Iconic, 81-year-old Tampa Theatre, which is on the National Register of Historic Places, is one of those hometown gems that can easily be taken for granted by locals.
So, any reason to experience the architectural archetype for “Florida Mediterranean,” your basic pastiche of Italian Renaissance, Byzantine, Spanish, Mediterranean, Greek Revival, Baroque and English Tudor, should do. In fact, any excuse to ensconce yourself amid the alcoves, tiles, mirrors, statuary, stairways, history and ambient light — and under that star-bedecked ceiling — should suffice.
And as good a vehicle as any would be the (3 p.m. Sundays) Summer Classic Movie Series, now in its 14th year. It began May 27 and runs through Aug. 26. The featured fare ranges from “Top Hat” and “The Thin Man” to “Gone With The Wind” and “The Great Gatsby.” The last three are: “Casablanca” (Aug. 12), “Bedknobs and Broomsticks” (Aug. 19) and “The Thief of Baghdad” (Aug. 26).

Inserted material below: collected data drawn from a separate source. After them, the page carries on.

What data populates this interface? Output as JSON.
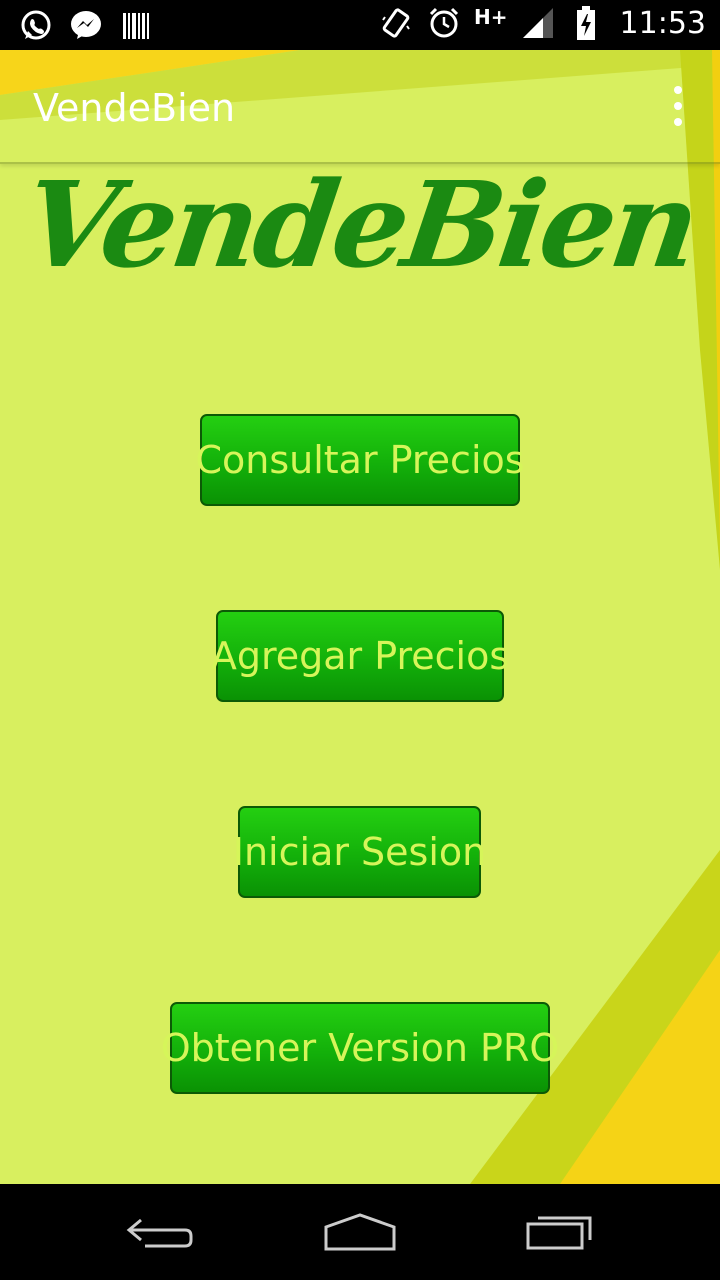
{
  "status_bar": {
    "network_type": "H+",
    "time": "11:53",
    "icons": [
      "whatsapp-icon",
      "messenger-icon",
      "barcode-icon",
      "vibrate-icon",
      "alarm-icon",
      "signal-icon",
      "battery-icon"
    ]
  },
  "action_bar": {
    "title": "VendeBien",
    "overflow_icon": "more-vert-icon"
  },
  "logo": {
    "text": "VendeBien"
  },
  "buttons": {
    "consultar": "Consultar Precios",
    "agregar": "Agregar Precios",
    "iniciar": "Iniciar Sesion",
    "obtener": "Obtener Version PRO"
  },
  "nav_bar": {
    "icons": [
      "back-icon",
      "home-icon",
      "recents-icon"
    ]
  },
  "colors": {
    "background": "#d8ef5f",
    "button_green": "#13b00a",
    "button_text": "#d6f55a",
    "logo_green": "#1b8a12"
  }
}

Basically, something for anyone wanting to escape unforgiving humidity, bad indoor baseball and too many contemporary movies obviously aimed at a target market of 14-year-old boys.

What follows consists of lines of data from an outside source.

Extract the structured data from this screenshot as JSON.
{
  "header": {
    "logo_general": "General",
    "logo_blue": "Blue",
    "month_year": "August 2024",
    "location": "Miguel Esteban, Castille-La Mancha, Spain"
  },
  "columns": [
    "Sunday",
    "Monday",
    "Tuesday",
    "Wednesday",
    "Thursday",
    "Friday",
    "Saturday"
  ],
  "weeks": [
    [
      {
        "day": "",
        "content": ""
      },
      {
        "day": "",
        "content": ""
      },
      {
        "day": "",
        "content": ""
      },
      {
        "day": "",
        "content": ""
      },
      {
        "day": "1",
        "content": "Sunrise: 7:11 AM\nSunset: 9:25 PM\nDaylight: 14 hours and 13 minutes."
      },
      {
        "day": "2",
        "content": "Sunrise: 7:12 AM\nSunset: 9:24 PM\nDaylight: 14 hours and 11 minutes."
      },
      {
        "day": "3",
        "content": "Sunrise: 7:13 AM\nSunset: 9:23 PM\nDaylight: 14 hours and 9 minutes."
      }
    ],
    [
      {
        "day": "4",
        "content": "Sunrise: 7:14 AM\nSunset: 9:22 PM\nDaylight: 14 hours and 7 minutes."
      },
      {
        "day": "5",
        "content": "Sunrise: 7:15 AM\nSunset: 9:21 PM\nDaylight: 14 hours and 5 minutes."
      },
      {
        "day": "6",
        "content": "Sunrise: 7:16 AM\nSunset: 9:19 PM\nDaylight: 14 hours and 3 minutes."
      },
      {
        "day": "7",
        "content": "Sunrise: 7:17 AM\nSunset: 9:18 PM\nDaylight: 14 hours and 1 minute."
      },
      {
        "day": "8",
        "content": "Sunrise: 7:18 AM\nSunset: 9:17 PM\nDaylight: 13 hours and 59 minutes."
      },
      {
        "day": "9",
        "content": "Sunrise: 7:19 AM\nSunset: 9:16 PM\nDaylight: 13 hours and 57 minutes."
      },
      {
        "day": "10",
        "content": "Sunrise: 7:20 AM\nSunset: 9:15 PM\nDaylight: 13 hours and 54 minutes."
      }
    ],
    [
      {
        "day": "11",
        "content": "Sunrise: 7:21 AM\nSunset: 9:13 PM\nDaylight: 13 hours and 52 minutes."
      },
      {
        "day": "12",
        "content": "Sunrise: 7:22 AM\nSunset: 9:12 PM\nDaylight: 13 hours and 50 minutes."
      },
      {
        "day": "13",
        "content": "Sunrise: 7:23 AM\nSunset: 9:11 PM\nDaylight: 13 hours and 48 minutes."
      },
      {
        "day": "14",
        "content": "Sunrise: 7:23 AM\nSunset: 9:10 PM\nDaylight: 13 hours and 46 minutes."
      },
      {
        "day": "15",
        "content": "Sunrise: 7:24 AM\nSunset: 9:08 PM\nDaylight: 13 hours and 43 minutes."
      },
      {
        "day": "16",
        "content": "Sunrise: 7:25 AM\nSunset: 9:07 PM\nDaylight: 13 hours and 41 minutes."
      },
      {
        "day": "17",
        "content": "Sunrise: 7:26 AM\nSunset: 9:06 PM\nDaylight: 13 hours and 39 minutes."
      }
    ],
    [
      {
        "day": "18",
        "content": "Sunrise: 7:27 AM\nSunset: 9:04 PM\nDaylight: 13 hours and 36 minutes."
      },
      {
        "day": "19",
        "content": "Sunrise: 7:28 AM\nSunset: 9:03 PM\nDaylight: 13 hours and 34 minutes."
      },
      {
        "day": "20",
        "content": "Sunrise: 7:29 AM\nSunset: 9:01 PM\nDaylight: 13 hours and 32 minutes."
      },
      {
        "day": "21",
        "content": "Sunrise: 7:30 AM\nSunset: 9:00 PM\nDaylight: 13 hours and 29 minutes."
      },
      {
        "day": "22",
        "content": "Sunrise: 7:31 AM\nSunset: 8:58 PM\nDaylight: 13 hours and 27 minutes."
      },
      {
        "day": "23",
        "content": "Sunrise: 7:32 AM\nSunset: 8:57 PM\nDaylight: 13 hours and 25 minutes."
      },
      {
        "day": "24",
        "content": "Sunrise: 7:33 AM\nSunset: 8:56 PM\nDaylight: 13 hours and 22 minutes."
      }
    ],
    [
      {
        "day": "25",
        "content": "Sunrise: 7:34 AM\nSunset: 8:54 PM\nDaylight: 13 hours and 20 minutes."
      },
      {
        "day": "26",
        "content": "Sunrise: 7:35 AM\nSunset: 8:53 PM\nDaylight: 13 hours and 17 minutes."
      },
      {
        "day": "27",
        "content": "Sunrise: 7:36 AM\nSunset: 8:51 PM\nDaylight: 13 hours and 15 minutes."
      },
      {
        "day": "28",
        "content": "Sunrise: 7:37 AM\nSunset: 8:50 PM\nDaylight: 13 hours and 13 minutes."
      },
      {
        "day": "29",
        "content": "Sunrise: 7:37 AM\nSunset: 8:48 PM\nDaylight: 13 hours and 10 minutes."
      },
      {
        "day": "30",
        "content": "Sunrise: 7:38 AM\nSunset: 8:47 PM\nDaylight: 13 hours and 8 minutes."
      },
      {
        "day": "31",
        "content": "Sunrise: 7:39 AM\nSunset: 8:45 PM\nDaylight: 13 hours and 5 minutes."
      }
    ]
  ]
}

If you’ve never sampled the summer series at Tampa Theatre, consider putting it on one of those sempiternal “to do” lists. Especially when it’s sub-Sahara hot around here.

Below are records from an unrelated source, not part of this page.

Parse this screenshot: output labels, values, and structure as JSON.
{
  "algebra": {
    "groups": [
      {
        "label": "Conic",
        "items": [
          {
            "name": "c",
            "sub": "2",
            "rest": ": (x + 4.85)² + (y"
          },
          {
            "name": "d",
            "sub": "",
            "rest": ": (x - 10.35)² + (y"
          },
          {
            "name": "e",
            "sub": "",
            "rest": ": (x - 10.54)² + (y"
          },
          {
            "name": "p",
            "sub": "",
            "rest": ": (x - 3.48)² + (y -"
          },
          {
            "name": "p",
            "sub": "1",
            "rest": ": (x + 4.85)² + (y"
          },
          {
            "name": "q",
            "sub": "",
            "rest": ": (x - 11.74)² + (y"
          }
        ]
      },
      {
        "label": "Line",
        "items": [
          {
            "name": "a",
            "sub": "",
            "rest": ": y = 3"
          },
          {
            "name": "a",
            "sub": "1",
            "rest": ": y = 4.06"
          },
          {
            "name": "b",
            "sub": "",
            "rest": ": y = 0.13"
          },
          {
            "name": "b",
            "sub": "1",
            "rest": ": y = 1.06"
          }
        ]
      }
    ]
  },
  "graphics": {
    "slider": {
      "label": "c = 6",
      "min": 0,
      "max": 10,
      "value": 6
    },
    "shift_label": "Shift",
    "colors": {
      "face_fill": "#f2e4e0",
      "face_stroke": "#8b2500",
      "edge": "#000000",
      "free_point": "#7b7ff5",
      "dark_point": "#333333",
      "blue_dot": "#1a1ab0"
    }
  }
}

“It transports people back to another era,” explains Tara Schroeder, now in her 15th year as Tampa Theatre’s community relations manager. “It’s one of our best draws; we love it.” So much so that for the last six years Tampa Theatre has even added an “Audience Costume Craze,” which encourages patrons to dress in period fashion. “The Great Gatsby” and “Blazing Saddles” were so designated this summer.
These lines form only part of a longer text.